I began a years-long journey to improve my sleep quality, starting by reading about sleep and researching the interventions I could try. Over the years, I’ve probably made over two dozen changes to my sleep habits. I put up black-out blinds to limit light exposure and bought glasses that block out blue light from screens in the evening. I’ve gotten custom earplugs to reduce noise. I have bamboo cooling sheets and a weighted blanket. I also have a sleep routine to relax and meditate before bed. The list goes on.
Eventually I began to have better sleep patterns but my sleep remained something of a mystery.
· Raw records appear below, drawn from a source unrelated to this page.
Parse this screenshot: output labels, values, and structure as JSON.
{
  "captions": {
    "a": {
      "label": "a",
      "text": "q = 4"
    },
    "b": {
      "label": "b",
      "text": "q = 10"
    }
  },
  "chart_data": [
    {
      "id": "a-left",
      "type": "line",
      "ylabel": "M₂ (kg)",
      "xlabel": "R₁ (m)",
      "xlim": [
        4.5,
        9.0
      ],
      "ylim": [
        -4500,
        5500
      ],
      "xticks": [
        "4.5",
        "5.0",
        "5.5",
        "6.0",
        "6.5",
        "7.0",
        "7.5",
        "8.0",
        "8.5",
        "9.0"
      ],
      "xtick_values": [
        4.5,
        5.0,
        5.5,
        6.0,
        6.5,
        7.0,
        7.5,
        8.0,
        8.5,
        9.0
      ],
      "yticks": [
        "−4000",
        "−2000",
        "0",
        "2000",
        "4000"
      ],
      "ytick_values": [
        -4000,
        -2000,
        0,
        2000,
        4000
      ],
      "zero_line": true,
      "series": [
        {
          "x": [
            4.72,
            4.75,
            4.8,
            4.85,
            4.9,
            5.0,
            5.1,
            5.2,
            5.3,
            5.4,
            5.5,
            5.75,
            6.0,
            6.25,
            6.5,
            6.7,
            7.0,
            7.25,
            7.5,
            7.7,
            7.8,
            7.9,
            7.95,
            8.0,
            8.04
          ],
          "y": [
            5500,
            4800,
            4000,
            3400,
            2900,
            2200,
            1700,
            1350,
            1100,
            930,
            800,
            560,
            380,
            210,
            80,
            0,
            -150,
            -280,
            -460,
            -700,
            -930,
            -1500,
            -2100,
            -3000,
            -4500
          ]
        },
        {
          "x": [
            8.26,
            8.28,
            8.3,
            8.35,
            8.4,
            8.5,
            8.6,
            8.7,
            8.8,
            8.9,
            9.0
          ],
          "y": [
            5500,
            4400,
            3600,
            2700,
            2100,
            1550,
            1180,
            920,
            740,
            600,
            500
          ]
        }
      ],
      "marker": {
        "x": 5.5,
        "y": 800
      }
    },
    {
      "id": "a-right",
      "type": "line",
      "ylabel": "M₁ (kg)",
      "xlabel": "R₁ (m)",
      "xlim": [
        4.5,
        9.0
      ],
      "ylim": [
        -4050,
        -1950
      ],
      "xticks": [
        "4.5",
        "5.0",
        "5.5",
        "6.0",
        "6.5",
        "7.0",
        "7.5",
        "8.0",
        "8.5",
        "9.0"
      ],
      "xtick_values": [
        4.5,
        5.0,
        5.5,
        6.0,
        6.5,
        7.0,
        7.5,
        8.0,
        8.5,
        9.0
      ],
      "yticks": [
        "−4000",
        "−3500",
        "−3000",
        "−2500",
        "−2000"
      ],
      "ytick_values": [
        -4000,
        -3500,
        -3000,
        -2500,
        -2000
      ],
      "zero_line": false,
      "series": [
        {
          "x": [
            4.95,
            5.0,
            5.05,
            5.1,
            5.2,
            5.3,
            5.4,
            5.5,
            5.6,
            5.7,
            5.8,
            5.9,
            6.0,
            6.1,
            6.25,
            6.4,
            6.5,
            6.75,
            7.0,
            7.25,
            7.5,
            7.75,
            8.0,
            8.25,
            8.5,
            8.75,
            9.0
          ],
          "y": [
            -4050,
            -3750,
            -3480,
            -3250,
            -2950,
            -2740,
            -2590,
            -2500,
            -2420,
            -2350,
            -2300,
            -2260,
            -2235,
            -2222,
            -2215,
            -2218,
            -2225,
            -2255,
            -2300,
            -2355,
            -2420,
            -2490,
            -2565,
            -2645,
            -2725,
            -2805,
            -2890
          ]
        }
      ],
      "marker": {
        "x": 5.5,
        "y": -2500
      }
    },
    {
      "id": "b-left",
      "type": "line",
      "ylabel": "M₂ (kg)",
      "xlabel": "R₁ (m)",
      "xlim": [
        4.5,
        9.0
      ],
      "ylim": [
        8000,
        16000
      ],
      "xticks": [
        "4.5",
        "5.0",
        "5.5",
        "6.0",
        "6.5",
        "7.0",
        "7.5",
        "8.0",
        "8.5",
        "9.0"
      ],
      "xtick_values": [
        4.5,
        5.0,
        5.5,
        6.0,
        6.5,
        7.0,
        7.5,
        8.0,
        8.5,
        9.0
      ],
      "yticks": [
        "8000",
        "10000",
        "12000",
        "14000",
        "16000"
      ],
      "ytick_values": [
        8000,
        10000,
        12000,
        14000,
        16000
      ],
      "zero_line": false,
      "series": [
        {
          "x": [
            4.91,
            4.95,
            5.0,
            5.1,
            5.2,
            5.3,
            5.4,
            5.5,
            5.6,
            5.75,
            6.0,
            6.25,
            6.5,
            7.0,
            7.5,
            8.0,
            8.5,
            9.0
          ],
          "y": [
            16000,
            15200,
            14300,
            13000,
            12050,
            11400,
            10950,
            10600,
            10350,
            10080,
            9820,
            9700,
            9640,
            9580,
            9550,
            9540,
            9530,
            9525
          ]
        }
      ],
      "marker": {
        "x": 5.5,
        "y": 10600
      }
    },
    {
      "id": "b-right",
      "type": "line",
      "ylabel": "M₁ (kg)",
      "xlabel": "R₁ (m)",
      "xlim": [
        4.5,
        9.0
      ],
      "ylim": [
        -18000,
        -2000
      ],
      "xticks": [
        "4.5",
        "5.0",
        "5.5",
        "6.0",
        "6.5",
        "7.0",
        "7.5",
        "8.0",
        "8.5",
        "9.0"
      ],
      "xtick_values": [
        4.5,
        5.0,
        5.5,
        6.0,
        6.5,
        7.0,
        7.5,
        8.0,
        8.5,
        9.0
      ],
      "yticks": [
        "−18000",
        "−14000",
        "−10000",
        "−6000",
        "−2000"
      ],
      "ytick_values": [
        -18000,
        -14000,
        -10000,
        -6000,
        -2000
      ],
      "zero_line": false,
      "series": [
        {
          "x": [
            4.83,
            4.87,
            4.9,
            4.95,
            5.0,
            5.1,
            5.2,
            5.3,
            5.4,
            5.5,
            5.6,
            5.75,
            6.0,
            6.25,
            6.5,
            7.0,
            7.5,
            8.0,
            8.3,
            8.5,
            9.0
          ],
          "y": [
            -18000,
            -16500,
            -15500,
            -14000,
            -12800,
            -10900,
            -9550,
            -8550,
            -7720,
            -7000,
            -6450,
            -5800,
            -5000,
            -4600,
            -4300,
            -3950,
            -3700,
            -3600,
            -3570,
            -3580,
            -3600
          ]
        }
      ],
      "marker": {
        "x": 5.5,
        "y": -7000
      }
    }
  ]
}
Even if you are going to sleep and not waking up at night, it is hard to know the quality of your sleep. That’s why I was excited when I learned that my Inspire 2 could give me insights into what was happening while I was unconscious.
Every morning, I check my Sleep Score and look at the Sleep Stages chart to see if I was awake at all and how much REM and deep sleep I got. When I get a good score, which for me is in the mid-80s, I know I’m going to be at the top of my game at work. And when I get to my workout, which is boxing circuit training, I know I’m going to be able to push myself and get the most out of it.
When my score drops, I try not to let it predict how well my day will go. But it does give me a chance to think back about the previous day to consider what I might have done differently. I think about the foods I ate and the timing of when I exercised. I love Indonesian food, for example, but now I know to avoid the tea leaf salad.
I’m in my 30s, and I’ve been on this sleep-improvement journey since my mid-20s. I can now be confident that I can get to sleep and stay asleep. But I’m not going to let up because sleep patterns change as we age. Recently, I’ve noticed that I’m waking up on the early side. I’ll keep relying on the data from my Fitbit to continue to improve.